A quick note on cutoff dates: when you see a “knowledge cutoff” or “training data cutoff” listed for a model, it refers to the date through which the model’s training data extends. If a model has a cutoff of a particular date, it means the model has no awareness of events or information that occurred after that date. This is important to keep in mind when you are working with time-sensitive information.

The second tool is LM Arena, which takes a community-driven approach to model evaluation. Users chat with different models in blind tests, meaning they do not know which model is generating each response, and then vote on which output they preferred. The aggregated results produce a crowdsourced ranking across categories, including general text quality, vision capabilities, image generation, image editing, search performance, and more. This gives you insight into how real users experience different models in practice, complementing the more technical benchmark data from resources like the Vellum Leaderboard.

Between benchmark leaderboards and community-driven evaluations, you have access to a rich, constantly updated picture of the AI model landscape.
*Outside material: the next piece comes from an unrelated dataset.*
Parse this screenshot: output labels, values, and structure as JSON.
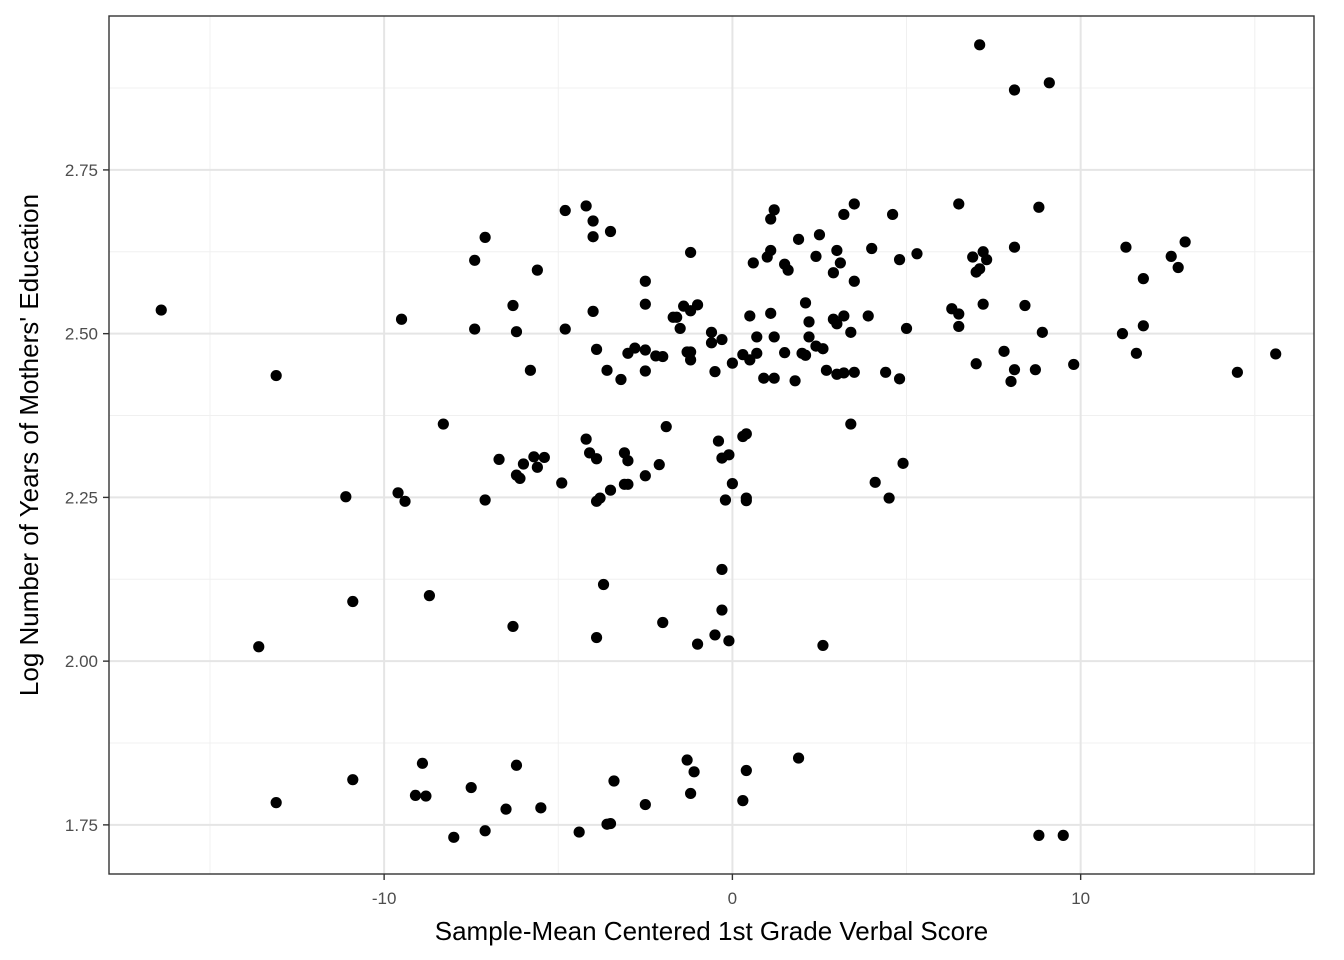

Make a habit of checking these resources periodically, especially before making decisions about which models to integrate into your workflows.

The Framework That Matters

Let us close this article by crystallizing the framework you should carry forward. The AI model landscape will continue to shift. New models will be released. Existing ones will be updated or deprecated. Pricing will change. Performance benchmarks will be rewritten. None of that should overwhelm you, because you now have something more durable than knowledge of any specific model: you have a way of thinking about models.

You understand that models vary in size and that larger models offer more capability at a higher cost. You know the difference between standard models built for speed and general-purpose tasks, and reasoning models built for careful, step-by-step deliberation. You can identify the three major proprietary families and decode their naming conventions to instantly understand what a new release is designed for. You appreciate the distinction between closed-source and open-source models and the trade-offs each involves. You have strategies for managing cost. And you know where to go to compare models objectively when it is time to make a decision.

This framework does not expire. It will serve you just as well six months or two years from now as it does today. The specific names and numbers will change. The principles will not. And that is exactly the kind of knowledge that creates lasting advantage.